Assassinat de Wissam Eid : Le Liban s’engage à combattre «l’empire du terrorisme»
Le chef de la sécurité libanaise s’est engagé hier à combattre “l’empire du terrorisme”, au moment où le Liban enterrait un haut officier des renseignements tué la veille avec quatre autres personnes dans un attentat à la voiture piégée près de Beyrouth.
Le Quotidien-Agences
L’assassinat du capitaine Wissam Eid, des Forces de sécurité intérieure (FSI), condamné au Liban et dans le monde, est perçu comme une nouvelle tentative de déstabilisation de ce pays déjà plongé dans une grave crise politique.
“Nous sommes déterminés à faire face à l’empire de la mort et du terrorisme”, a déclaré le général Achraf Rifi, chef des FSI lors d’une cérémonie en hommage à l’officier et à son garde du corps tué avec lui.
“Les mains criminelles peuvent frapper les héros par derrière mais ne peuvent pas agir de face”, a-t-il ajouté. “Vous êtes des héros face aux ennemis du Liban, cible de terroristes professionnels. Ils croient que, par ce crime, ils peuvent entamer notre détermination mais ils se font des illusions”.
Les cercueils de Wissam Eid et de son garde de corps ont été transportés tôt hier matin au siège des FSI, à Achrafieh, quartier chrétien de Beyrouth, où les hommages leur ont été rendus avant les obsèques à Tripoli, au Liban nord où des drapeaux noirs ont été hissés.
Le capitaine Eid, 31 ans, promu commandant à titre posthume, était impliqué dans des enquêtes sur des attentats qui ont secoué le Liban depuis 2004.
Selon un ancien membre de la commission d’enquête sur l’assassinat de l’ex-Premier ministre libanais Rafic Hariri, en 2005. Eid avait fourni des informations» à la commission.
Les cercueils, recouverts du drapeau libanais, ont été portés par les collègues des victimes alors que la sonnerie aux morts et l’hymne national libanais étaient joués.
A l’issue de la cérémonie, les cercueils ont été placés dans des ambulances qui se sont dirigées vers Tripoli. Les deux victimes y ont été inhumées en présence de milliers de personnes, criant vengeance et conspuant le président syrien Bachar al-Assad et le secrétaire général du Hezbollah Hassan Nasrallah, fer de lance de l’opposition libanaise.
Une journée de deuil national a été décrétée au Liban, où les écoles et les universités sont restées fermées tandis que les drapeaux ont été mis en berne.
L’assassinat survient alors que le Liban est plongé dans une grave crise politique sur le partage du pouvoir entre la majorité antisyrienne, soutenue par l’Occident, et l’opposition.
Les institutions sont paralysées depuis plus d’un an après la démission de tous les ministres de l’opposition qui réclame plus de pouvoir.
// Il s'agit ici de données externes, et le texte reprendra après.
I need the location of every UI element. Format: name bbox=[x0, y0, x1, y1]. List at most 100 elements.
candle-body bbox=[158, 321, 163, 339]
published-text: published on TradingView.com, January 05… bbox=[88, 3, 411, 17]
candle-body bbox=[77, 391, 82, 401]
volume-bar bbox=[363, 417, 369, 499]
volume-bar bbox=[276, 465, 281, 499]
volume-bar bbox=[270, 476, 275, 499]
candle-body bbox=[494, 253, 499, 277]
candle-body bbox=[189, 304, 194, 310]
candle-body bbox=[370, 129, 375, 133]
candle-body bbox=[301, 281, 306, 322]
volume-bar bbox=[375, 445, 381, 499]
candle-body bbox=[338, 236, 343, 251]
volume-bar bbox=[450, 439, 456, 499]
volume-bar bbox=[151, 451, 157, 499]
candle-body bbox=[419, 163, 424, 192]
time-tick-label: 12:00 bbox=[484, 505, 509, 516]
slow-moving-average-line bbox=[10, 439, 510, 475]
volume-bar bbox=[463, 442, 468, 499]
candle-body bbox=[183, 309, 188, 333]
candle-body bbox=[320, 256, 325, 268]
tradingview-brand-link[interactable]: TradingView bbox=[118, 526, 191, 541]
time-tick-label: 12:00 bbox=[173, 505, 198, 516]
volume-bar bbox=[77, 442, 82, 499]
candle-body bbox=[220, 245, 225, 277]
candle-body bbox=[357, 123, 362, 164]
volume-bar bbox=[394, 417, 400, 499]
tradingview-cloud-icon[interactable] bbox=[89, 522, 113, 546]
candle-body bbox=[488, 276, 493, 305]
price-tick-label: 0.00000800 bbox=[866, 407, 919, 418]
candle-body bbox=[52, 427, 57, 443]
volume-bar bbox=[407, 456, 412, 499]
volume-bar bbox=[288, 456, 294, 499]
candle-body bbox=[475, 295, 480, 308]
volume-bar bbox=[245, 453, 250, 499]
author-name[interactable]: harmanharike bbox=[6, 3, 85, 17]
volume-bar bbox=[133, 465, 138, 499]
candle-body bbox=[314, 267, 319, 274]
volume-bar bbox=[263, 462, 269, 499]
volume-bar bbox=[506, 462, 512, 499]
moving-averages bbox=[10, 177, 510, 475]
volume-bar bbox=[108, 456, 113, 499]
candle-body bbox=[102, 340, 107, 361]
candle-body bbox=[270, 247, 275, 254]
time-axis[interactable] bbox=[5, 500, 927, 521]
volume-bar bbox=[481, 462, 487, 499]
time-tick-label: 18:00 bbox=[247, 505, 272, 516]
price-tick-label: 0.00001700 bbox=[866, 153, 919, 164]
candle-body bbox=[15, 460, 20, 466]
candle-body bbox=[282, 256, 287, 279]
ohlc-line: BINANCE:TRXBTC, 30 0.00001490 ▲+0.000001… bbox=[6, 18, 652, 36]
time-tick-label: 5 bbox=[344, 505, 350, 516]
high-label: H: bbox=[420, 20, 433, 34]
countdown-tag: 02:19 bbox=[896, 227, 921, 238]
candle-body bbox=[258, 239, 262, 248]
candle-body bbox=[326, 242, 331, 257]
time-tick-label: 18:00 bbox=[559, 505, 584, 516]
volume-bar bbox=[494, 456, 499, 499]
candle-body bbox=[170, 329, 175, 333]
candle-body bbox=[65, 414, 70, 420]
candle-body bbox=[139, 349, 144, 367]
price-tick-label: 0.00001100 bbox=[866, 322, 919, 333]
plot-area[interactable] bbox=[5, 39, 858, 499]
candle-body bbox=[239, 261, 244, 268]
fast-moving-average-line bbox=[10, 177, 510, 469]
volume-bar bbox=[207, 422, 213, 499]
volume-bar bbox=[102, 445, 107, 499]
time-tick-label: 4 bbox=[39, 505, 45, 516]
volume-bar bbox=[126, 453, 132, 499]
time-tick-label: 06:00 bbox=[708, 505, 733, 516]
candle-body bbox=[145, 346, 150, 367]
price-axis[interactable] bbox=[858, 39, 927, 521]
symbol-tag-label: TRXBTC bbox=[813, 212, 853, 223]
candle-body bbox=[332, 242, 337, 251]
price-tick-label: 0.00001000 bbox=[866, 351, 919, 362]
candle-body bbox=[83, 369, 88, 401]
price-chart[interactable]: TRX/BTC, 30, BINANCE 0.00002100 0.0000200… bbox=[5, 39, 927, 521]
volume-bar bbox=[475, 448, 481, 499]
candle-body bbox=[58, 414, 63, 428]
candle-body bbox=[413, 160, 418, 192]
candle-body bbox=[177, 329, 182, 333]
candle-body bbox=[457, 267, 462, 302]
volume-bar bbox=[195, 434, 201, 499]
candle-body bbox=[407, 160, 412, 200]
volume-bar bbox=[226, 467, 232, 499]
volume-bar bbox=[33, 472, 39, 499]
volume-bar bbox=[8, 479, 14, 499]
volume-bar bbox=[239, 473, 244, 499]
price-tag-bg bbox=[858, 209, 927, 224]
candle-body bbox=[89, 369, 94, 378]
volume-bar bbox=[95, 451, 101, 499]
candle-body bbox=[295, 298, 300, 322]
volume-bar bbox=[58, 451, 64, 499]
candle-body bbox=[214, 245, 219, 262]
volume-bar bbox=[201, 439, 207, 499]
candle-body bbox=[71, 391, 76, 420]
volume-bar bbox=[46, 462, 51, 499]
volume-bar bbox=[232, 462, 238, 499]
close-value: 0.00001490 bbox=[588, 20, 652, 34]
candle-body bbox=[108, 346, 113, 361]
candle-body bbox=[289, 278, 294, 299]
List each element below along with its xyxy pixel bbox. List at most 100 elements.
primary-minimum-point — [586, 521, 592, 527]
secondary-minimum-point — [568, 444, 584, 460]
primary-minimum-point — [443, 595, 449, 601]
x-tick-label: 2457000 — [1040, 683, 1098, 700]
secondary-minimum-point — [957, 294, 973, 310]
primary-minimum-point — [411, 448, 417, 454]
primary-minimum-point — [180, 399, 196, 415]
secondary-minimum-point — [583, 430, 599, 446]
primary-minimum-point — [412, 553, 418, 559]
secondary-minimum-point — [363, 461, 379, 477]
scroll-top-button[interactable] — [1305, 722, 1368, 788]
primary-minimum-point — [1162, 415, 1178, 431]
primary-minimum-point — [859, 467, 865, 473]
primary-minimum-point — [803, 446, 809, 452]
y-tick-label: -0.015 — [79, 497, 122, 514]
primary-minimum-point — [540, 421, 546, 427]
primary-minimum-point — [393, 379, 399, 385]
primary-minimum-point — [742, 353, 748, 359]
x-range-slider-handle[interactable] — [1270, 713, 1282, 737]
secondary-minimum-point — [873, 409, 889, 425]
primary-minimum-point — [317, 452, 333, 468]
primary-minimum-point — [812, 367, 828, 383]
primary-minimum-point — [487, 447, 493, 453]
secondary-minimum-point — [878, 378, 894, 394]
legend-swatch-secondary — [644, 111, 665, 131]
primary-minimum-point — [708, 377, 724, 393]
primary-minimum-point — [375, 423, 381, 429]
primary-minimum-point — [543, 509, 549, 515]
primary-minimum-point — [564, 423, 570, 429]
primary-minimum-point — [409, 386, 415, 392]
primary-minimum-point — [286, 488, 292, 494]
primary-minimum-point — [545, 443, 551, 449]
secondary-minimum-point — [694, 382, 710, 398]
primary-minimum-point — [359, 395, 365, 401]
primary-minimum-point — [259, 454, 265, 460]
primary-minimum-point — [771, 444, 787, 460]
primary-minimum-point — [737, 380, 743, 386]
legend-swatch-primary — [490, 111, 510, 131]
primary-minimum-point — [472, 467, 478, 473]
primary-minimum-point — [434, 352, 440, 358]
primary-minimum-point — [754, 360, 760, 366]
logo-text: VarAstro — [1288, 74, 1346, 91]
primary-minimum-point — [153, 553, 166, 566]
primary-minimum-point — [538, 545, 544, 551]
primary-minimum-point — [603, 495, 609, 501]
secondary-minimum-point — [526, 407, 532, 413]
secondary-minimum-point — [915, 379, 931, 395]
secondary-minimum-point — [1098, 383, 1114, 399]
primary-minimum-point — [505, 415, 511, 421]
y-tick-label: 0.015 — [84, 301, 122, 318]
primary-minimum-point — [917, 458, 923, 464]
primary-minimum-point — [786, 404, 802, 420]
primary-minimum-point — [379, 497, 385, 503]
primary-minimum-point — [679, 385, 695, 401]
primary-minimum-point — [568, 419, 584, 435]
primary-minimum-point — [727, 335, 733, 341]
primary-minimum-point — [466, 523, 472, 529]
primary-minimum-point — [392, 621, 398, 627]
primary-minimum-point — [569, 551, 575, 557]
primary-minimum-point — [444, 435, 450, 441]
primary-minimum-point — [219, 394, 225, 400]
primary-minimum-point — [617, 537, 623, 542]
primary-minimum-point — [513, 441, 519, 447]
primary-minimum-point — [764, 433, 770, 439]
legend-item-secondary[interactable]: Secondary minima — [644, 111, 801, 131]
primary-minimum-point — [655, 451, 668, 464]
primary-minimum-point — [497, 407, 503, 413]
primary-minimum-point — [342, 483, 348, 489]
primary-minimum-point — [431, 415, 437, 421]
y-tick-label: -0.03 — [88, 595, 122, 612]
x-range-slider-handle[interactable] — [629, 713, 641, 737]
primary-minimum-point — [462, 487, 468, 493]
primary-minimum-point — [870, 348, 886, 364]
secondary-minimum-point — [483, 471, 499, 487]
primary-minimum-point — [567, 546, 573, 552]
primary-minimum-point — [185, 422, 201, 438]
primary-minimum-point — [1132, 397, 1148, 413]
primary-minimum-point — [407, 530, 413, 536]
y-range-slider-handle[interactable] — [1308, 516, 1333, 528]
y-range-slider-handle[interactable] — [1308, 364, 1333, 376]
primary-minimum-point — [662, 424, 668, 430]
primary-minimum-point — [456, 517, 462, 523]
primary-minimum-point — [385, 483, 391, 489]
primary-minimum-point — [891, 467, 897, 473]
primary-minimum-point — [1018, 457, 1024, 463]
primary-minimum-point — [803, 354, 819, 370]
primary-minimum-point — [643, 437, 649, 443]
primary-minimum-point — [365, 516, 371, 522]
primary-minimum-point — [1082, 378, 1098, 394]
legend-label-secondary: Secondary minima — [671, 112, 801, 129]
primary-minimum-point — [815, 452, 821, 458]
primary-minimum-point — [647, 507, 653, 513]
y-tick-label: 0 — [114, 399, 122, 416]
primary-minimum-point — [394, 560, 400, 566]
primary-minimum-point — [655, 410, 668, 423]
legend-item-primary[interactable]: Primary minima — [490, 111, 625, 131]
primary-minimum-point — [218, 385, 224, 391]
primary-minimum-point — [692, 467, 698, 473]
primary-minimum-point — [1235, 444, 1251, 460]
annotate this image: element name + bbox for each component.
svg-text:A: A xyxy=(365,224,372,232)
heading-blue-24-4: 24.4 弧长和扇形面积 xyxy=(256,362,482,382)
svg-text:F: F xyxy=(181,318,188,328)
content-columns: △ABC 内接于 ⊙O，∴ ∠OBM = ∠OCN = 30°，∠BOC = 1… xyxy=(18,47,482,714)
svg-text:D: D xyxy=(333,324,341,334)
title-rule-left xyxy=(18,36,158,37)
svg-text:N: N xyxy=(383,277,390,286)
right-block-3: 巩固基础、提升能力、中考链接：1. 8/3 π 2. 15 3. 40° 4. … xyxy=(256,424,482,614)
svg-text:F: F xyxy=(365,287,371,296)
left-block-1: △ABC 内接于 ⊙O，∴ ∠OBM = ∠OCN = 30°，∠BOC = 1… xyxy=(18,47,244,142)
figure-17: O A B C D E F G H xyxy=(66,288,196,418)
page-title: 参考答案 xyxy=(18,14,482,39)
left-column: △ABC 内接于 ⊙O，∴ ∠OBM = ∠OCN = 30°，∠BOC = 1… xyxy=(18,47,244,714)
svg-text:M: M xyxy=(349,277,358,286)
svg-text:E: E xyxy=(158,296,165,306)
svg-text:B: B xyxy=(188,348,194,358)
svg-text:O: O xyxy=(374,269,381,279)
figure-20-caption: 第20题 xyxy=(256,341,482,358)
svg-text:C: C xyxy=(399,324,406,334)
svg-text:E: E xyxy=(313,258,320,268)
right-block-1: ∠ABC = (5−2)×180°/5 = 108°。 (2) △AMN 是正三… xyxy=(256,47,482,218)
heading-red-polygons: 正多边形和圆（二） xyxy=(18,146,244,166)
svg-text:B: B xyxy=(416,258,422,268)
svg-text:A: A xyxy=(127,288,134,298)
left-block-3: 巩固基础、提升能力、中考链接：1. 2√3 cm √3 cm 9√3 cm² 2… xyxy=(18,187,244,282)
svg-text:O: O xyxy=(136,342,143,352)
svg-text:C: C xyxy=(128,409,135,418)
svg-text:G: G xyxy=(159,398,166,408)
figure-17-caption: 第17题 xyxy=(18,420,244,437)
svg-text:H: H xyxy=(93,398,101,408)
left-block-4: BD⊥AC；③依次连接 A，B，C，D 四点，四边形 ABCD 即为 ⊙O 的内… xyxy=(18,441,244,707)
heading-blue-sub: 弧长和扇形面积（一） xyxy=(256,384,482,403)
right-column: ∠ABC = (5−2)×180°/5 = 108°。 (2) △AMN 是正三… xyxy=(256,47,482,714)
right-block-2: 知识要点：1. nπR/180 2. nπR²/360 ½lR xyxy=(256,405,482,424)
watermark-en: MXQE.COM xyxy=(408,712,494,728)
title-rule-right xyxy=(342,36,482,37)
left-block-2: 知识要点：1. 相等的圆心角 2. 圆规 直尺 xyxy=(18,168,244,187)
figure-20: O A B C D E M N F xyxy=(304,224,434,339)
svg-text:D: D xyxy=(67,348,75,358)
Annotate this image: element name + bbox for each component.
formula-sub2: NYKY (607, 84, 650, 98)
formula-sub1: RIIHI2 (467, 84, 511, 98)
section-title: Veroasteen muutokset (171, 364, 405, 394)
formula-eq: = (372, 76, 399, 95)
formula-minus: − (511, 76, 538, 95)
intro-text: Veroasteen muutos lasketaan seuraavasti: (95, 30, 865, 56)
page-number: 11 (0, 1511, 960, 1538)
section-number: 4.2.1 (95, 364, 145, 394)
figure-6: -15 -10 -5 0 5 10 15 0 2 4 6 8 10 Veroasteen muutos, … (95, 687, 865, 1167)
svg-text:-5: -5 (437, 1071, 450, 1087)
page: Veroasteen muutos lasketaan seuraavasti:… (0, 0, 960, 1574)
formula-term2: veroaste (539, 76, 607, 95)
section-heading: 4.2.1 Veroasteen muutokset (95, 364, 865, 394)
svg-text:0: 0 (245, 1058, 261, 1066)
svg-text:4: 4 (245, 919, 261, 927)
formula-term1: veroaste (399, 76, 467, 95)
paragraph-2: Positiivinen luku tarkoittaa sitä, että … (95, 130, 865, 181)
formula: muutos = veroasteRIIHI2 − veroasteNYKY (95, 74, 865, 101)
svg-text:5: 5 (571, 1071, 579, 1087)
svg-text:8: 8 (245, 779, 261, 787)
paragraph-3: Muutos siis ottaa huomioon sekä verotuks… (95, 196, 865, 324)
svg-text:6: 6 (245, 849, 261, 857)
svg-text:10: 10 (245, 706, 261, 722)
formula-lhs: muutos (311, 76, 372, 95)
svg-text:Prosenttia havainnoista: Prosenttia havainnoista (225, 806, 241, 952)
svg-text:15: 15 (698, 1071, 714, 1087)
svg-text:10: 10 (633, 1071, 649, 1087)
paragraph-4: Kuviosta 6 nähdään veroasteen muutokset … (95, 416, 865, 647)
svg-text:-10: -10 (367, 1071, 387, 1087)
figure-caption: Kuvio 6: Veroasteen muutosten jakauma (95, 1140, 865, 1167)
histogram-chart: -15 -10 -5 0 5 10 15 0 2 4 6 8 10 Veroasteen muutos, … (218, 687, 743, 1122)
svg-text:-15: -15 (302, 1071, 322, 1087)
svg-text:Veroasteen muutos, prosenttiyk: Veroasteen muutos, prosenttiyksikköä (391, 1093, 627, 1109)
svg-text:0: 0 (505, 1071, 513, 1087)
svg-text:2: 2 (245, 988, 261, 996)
Le pays est sans président depuis le 24 novembre.
“Il s’agit d’un message sanglant à ceux qui persistent à vouloir connaître la vérité dans l’affaire Rafic Hariri”, écrit le quotidien francophone libanais L’Orient Le Jour.
Le quotidien à grand tirage An-Nahar a quant à lui vu dans l’assassinat “une réponse à l’enquête sur l’assassinat de Hariri”.
____________________________
Condoleezza Rice dénonce les ingérences étrangères
La secrétaire d’Etat américaine Condollezza Rice, interrogée sur l’attentat qui a tué Wissam Eid à Medellin (Colombie) a affirmé que le Liban “a trop longtemps souffert des ingérences étrangères”, faisant allusion au rôle joué par la Syrie.
“Il est trop tôt” pour dire qui est responsable de cet attentat, a-t-elle dit, “mais nous avons déjà vu ce genre de chose dans le passé”.
Rice a dénoncé le “modèle violent” et “l’intimidation” de ceux qui ont organisé l’attentat.